3.2. Die Änderung einer Rechtsprechung muss sich auf ernsthafte sachliche Gründe stützen können, die - vor allem im Hinblick auf das Gebot der Rechtssicherheit - umso gewichtiger sein müssen, je länger die als falsch oder nicht mehr zeitgemäss erkannte Rechtsanwendung für zutreffend erachtet worden ist. Eine Praxisänderung lässt sich grundsätzlich nur begründen, wenn die neue Lösung besserer Erkenntnis des Gesetzeszwecks, veränderten äusseren Verhältnissen oder gewandelten Rechtsanschauungen entspricht (BGE 147 V 342 E. 5.5.1; 146 I 105 E. 5.2.2; 144 V 72 E. 5.3.2).

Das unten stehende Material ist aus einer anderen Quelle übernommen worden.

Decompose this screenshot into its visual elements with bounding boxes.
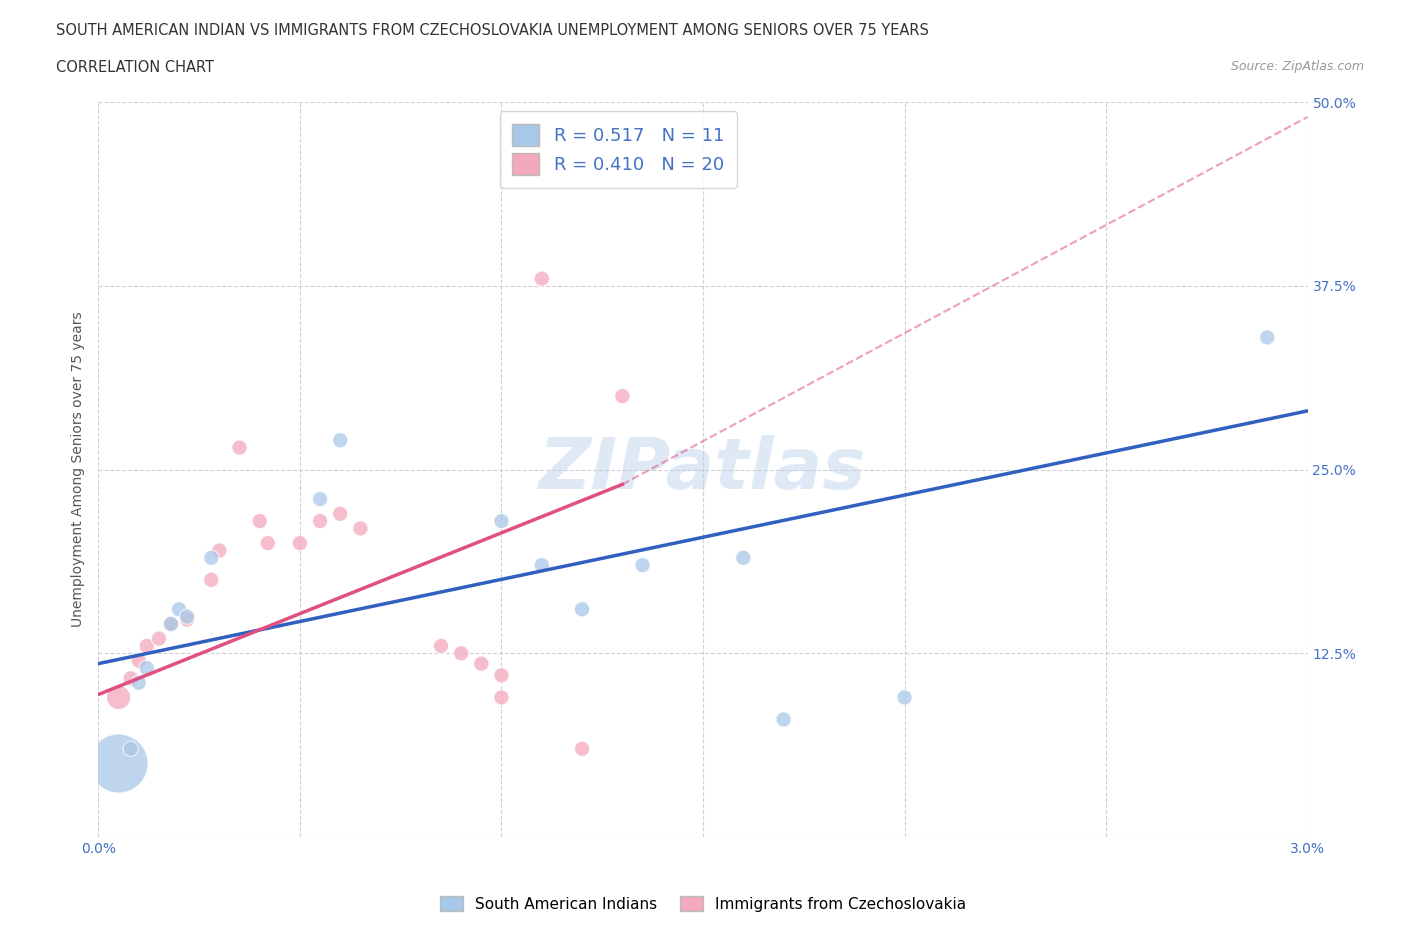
Point [450, 645, 472, 660]
Point [470, 657, 492, 671]
Point [309, 492, 332, 507]
Point [135, 639, 157, 654]
Point [160, 617, 183, 631]
Point [176, 612, 198, 627]
Point [249, 513, 271, 528]
Point [733, 551, 755, 565]
Point [329, 506, 352, 521]
Legend: South American Indians, Immigrants from Czechoslovakia: South American Indians, Immigrants from … [433, 889, 973, 918]
Point [128, 653, 150, 668]
Point [329, 432, 352, 447]
Point [530, 272, 553, 286]
Point [309, 513, 332, 528]
Point [228, 440, 250, 455]
Legend: R = 0.517   N = 11, R = 0.410   N = 20: R = 0.517 N = 11, R = 0.410 N = 20 [499, 112, 737, 188]
Point [772, 712, 794, 727]
Point [107, 756, 129, 771]
Point [160, 617, 183, 631]
Point [1256, 330, 1278, 345]
Y-axis label: Unemployment Among Seniors over 75 years: Unemployment Among Seniors over 75 years [72, 312, 86, 628]
Point [128, 675, 150, 690]
Point [893, 690, 915, 705]
Point [491, 668, 513, 683]
Text: SOUTH AMERICAN INDIAN VS IMMIGRANTS FROM CZECHOSLOVAKIA UNEMPLOYMENT AMONG SENIO: SOUTH AMERICAN INDIAN VS IMMIGRANTS FROM… [56, 23, 929, 38]
Point [631, 558, 654, 573]
Point [135, 660, 157, 675]
Point [148, 631, 170, 646]
Point [120, 671, 142, 685]
Point [612, 389, 634, 404]
Point [176, 609, 198, 624]
Point [571, 741, 593, 756]
Point [491, 513, 513, 528]
Text: ZIPatlas: ZIPatlas [540, 435, 866, 504]
Point [430, 639, 453, 654]
Text: CORRELATION CHART: CORRELATION CHART [56, 60, 214, 75]
Point [200, 551, 222, 565]
Point [200, 573, 222, 588]
Point [288, 536, 311, 551]
Text: Source: ZipAtlas.com: Source: ZipAtlas.com [1230, 60, 1364, 73]
Point [530, 558, 553, 573]
Point [107, 690, 129, 705]
Point [167, 602, 190, 617]
Point [571, 602, 593, 617]
Point [256, 536, 278, 551]
Point [120, 741, 142, 756]
Point [491, 690, 513, 705]
Point [208, 543, 231, 558]
Point [349, 521, 371, 536]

3.3. Die Vorinstanz hat zutreffend erkannt, dass sich das Bundesgericht in den am 7. März 2018 ergangenen BGE 144 V 63 und 144 V 72 ausführlich mit der Frage nach einer Änderung seiner langjährigen Rechtsprechung betreffend die Invaliditätsbemessung in der beruflichen Vorsorge auseinandergesetzt hatte. In Kenntnis und Würdigung insbesondere der von der Lehre (u.a. auch vom Verfasser des im vorinstanzlichen Verfahren eingereichten Kurzgutachtens) daran geäusserten Kritik, des Urteils des Europäischen Gerichtshofes für Menschenrechte (EGMR) vom 2. Februar 2016 in Sachen
Di Trizio gegen die Schweiz (resp. des im Nachgang dazu eingeführten Modells der gemischten Methode der Invaliditätsbemessung nach Art. 27bis IVV) und der unterschiedlichen Konzeptionen von beruflicher Vorsorge, Invaliden- und Unfallversicherung hatte es sich gegen eine Praxisänderung entschieden. Die Rechtsprechung gemäss BGE 144 V 63 und 144 V 72 wurde mehrfach bestätigt (vgl. Hinweise in vorangehender E. 2.2).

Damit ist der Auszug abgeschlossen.